AIline

ML experiment lineage tracker with snapshot-based reproducibility.

Documentation

Landing docs (this repo): landing-docs/ailine/index.html
Web docs source pages: landing-docs/ailine/
Core tracking contract: docs/track-contract.md
Reproducibility contract: docs/repro-contract.md

AIline captures the exact code that produced an experiment — including uncommitted changes — alongside DVC-managed data and MLflow run metadata, so past experiments can be inspected and (eventually) re-run with confidence.

Install (editable / development)

poetry install
# or, with pip
pip install -e .

Quick start (your own project)

pip install ailine-core                             # or: poetry add --group dev ailine-core
cd /path/to/your/repo
ailine init-workspace                               # writes default .ailine.yml + .ailineignore
ailine doctor                                       # green-light all checks
ailine track -- python train.py --epochs 5          # run + record
ailine status --verbose                             # see what was captured

Releases are published to PyPI when a v*.*.* tag is pushed (see .github/workflows/release.yml).

ailine track -- is the primary, no-magic interface. It snapshots dirty state, records DVC linkage + environment fingerprint + the exact argv, runs your command in the repo root, and propagates the exit code. Your training script keeps full ownership of MLflow runs (track.mlflow.mode: inherit). See docs/track-contract.md for the schema.

Demo / tutorial flow

The legacy "clone a sample repo and pretend-train" flow is still available behind explicit *-demo commands:

ailine init-demo <git_repo_url>     # clone into ./repo
ailine run --script train.py        # demo: wraps in MLflow, records snapshot
ailine reset-demo                   # remove ./repo, DB, mlruns/

CLI command summary

Command	Purpose
`ailine init-workspace [--force]`	Bootstrap the pip-install workflow: write a default `.ailine.yml` and ensure state directories.

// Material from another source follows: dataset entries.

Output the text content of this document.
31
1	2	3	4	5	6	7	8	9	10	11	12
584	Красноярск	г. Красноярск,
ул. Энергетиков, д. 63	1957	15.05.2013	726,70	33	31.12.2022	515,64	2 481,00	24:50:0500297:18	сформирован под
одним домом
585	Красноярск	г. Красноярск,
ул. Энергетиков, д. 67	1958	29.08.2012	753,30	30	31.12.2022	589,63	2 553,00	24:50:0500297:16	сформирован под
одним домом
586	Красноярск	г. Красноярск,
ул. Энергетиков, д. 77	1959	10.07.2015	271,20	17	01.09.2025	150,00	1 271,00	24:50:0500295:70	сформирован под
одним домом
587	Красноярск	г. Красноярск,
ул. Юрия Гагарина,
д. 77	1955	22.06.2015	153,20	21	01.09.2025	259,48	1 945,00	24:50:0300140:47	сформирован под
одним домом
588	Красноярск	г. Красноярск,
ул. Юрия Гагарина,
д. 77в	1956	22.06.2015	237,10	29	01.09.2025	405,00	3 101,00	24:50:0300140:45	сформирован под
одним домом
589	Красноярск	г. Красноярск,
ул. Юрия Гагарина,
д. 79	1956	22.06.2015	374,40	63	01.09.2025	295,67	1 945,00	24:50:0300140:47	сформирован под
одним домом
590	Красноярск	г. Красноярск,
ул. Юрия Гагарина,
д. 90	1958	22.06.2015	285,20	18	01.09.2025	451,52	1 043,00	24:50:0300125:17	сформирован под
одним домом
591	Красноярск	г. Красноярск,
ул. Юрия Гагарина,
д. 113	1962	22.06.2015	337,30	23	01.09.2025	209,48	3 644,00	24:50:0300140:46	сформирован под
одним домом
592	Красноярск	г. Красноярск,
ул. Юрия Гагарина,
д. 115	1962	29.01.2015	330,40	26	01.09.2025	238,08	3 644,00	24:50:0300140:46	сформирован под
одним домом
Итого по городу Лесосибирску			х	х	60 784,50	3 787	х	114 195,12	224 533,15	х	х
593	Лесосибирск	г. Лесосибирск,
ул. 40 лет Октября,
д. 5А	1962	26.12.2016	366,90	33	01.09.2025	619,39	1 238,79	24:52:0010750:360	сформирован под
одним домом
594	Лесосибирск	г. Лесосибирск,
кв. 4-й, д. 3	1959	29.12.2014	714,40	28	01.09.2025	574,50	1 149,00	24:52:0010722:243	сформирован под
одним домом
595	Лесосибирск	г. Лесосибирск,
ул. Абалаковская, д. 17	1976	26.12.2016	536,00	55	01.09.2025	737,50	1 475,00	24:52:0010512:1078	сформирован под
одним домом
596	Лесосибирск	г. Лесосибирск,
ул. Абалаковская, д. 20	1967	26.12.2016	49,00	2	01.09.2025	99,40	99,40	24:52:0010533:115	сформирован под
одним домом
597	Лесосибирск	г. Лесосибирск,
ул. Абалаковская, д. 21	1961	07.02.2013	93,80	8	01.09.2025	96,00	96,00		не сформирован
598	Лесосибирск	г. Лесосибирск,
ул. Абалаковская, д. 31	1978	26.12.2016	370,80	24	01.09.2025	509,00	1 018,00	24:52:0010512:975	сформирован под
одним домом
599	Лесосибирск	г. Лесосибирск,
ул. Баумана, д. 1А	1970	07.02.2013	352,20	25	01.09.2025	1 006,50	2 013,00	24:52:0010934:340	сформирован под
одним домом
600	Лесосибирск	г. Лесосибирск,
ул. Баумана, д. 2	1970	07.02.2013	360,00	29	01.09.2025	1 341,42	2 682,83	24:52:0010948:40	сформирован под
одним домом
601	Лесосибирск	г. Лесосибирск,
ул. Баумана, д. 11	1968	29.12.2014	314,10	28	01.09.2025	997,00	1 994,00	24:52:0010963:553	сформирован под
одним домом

No clone.
`ailine doctor [--json] [--strict] [--config PATH]`	Validate `.ailine.yml` and the local environment. The single source of truth for "is my setup OK".
`ailine track [--config PATH] [--run-name NAME] [--name NAME] -- <argv...>`	Run a command under AIline tracking. The argv after `--` is executed verbatim from the repo root. The lineage row is published with `status=in_progress` before the child starts (and the MLflow run id, in `wrap` mode, is printed alongside) so live runs are visible in `ailine status` and the web UI from second zero. Snapshot location is configured via `snapshot.storage_dir` in `.ailine.yml` (or `AILINE_STORAGE_DIR`).
`ailine restore <snapshot_id> [--config PATH] [--dry-run] [--force]`	Restore the worktree to the exact state captured by `<snapshot_id>` (strict sync: extra files in scope are removed; `.git` and `.ailine` are always preserved). Aborts on a dirty worktree unless `--force`; `--dry-run` previews the write/delete plan without touching the filesystem.
`ailine status [--verbose]`	List recorded runs: default output includes full `record_id` and `parent` lines (copy/paste for restore); `--verbose` dumps all fields. Errors clearly when the DB does not exist yet.
`ailine serve`	Start the MLflow UI subprocess and the Flask app together (ports 5001 and 5000).
`ailine remove <id> [--with-mlflow true\|false] [--dry-run] [--config PATH]`	Delete one lineage record and its on-disk fan-out (manifest, metadata, diff, plus content-addressed objects only this row owned). `--with-mlflow` overrides `cleanup.remove.with_mlflow` from `.ailine.yml` (default `false`). `--dry-run` prints the plan without changes.
`ailine purge [--dry-run] [--config PATH]`	Remove all AIline state and workspace config from the project: `.ailine/`, `.ailine.yml`, `.ailineignore`, plus any non-default snapshot `storage_dir` configured outside `.ailine/`. Leaves `mlruns/` and `repo/` untouched. Asks `Confirm? [y/N]` before deleting; `--dry-run` skips the prompt and prints the plan only.
`ailine init-demo <repo_url>`	Clone a sample repo into `./repo` and persist the URL in `ailine_config.txt` (tutorial flow).
`ailine run --script <s> [--dataset <d>] [--dvc-add] [--name NAME]`	Demo wrapper around `track` that hard-codes `./repo` and forces `mlflow.mode=wrap`.
`ailine reset-demo`	Delete demo artifacts (`./repo`, DB, `mlruns/`, default snapshot dir, `temp_*`).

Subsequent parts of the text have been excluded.